A Smartphone as Your Third Ear


March 27, 2014


: We humans are capable of remembering, recognizing, and acting upon hundreds of thousands of different types of acoustic events on a day-to-day basis. Decades of research on acoustic sensing have led to the creation of systems that now understand speech (e.g. a personal assistant like iPhone’s Siri, or the voice activated search feature from Google), recognizes the speaker, and finds a song (e.g., Shazam). However, apart from speech, music, and some application specific sounds, the problem of recognizing varieties of general-purpose sounds that a mobile device encounters all the time has remained unsolved. The goal of this research is to build a platform that automatically creates classifiers that recognize general-purpose acoustic events on mobile devices. As these classifiers are meant to run on mobile devices, the technical goals include energy-efficiency, meeting timing constraints, and leveraging the user contexts such as the location and position of the mobile device in order to improve the classification accuracy.

With this goal in mind, we have built a general-purpose, energy-efficient, and context-aware acoustic event detection platform for mobile devices called – ‘Auditeur. Auditeur enables mobile application developers to have their app register for and get notified on a wide variety of acoustic events. Auditeur is backed by a cloud service to store crowd-contributed sound clips and to generate an energy-efficient and context-aware classification plan for the mobile device. When an acoustic event type has been registered, the mobile device instantiates the necessary acoustic processing modules and wires them together to dynamically form an acoustic processing pipeline in accordance to the classification plan.
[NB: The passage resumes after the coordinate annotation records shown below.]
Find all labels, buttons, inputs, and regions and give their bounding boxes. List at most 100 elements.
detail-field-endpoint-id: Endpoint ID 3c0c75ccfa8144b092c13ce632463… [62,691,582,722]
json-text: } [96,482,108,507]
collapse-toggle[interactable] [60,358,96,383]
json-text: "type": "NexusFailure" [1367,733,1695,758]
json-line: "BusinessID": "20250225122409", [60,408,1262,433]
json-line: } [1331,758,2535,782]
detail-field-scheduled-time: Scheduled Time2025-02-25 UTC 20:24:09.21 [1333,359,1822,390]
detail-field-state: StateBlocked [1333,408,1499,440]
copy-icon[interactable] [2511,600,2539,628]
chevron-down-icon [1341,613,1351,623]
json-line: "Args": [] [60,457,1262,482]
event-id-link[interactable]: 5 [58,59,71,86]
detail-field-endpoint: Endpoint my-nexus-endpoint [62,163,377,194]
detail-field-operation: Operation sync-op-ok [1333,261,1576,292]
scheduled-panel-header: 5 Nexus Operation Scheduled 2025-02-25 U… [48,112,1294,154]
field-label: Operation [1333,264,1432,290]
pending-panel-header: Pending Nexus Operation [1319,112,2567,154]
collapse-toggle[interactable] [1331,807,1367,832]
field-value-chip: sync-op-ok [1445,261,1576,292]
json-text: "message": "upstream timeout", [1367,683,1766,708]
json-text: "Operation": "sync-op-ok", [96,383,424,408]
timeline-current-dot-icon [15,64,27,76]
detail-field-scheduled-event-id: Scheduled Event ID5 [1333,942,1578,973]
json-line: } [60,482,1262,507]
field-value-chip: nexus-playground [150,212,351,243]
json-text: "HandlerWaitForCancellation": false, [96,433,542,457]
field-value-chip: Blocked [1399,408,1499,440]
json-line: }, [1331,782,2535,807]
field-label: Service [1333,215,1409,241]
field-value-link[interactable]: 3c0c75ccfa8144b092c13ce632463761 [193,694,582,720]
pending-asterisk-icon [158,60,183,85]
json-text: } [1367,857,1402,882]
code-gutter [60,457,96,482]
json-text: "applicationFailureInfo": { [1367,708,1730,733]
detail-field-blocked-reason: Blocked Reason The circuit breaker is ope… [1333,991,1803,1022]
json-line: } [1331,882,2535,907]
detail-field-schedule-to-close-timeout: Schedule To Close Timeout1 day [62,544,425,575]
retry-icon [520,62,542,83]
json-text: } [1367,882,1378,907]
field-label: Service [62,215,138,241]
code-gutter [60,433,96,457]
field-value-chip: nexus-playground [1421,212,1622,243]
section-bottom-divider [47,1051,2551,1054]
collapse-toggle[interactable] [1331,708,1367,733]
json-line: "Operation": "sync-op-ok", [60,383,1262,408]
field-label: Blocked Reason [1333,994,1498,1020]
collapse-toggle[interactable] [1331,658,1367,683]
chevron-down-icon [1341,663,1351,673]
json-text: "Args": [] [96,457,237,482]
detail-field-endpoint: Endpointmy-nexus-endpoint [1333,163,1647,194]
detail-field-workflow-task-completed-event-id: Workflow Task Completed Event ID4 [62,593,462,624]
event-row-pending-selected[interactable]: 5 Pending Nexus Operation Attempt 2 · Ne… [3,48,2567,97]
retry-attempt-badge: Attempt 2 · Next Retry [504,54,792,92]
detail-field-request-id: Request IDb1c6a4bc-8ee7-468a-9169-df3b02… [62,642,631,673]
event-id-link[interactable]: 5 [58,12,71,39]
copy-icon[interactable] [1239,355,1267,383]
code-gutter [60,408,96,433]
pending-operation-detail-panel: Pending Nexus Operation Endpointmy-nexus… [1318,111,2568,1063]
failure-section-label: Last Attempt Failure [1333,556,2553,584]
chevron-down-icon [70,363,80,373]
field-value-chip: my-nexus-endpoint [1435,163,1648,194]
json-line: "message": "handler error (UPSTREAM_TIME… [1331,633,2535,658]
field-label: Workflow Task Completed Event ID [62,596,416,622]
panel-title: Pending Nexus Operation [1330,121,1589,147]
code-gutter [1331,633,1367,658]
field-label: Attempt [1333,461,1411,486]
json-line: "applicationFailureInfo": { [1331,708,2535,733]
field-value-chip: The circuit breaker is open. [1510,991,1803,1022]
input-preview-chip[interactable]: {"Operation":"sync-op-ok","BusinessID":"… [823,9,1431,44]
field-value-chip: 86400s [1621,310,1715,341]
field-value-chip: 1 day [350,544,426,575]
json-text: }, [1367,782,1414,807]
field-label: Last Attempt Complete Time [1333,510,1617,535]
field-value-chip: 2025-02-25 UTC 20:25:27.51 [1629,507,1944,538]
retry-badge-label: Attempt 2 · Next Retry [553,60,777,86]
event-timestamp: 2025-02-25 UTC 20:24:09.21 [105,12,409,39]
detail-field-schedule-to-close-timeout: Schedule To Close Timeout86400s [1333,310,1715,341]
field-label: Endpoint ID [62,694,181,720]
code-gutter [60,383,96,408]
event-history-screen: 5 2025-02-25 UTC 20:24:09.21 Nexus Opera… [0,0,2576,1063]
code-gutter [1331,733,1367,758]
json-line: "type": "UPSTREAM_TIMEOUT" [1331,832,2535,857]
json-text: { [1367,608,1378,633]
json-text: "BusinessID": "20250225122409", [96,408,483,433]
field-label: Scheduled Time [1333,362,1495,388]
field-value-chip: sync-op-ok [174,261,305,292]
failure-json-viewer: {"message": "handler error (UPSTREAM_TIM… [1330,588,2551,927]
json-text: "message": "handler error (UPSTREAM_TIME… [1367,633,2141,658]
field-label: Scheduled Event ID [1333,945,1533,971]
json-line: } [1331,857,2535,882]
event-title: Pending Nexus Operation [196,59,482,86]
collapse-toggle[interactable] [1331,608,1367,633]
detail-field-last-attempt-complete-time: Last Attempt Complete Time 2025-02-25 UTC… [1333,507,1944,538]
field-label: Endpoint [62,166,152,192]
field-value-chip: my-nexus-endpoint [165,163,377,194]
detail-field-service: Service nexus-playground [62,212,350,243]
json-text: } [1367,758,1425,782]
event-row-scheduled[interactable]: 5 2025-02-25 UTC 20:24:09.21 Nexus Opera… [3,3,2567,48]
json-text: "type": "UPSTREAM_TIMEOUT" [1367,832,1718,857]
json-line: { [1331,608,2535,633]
The mobile device then captures, processes, and classifies acoustic events locally and efficiently. Our analysis on user-contributed empirical data shows that Auditeur’s energy-aware acoustic feature selection algorithm is capable of increasing the device-lifetime by 33.4%, sacrificing less than 2% of the maximum achievable accuracy. We implement seven apps with Auditeur, and deploy them in real-world scenarios to demonstrate that Auditeur is versatile, 11.04% − 441.42% less power hungry, and 10.71% − 13.86% more accurate in detecting acoustic events, compared to state-of-the-art techniques. We perform a user study involving 15 participants to demonstrate that even a novice programmer can implement the core logic of an interesting app with Auditeur in less than 30 minutes, using only 15 – 20 lines of Java code.


Shahriar Nirjon

Shahriar Nirjon is a doctoral candidate in the department of Computer Science at the University of Virginia. Shahriar received a MCS (2011) from UVA, and a M.Sc. (2008) and a B.Sc. (2006) from the Bangladesh University of Engineering and Technology (BUET). Shahriar was an intern at Microsoft Research (Redmond, WA, 2013), Microsoft (Redmond, WA, 2011), and Deutsche Telekom Lab (Los Altos, CA, 2010). Before grad school, he was a Lecturer in the department of Computer Science and Engineering at the Bangladesh University of Engineering and Technology (2007-08). Shahriar is an experimental computer scientist who likes to build systems with sensors, mobile devices and back-end cloud-services. His primary research interest is in sensing and mobile Computing, which has an overlap with cyber-physical systems, applied machine learning, and human centered computing (e.g. health and wellness monitoring applications). During his PhD, Shahriar published seven flagship papers in top conferences in sensing, mobile computing, real-time computing, and pervasive computing, patented two of his works, won a best paper award (RTAS 2012), and won an outstanding graduate student award for research from the CS department at the UVA. Shahriar’s future research interest includes – smart devices and the Internet of Things, and big sensor data mining.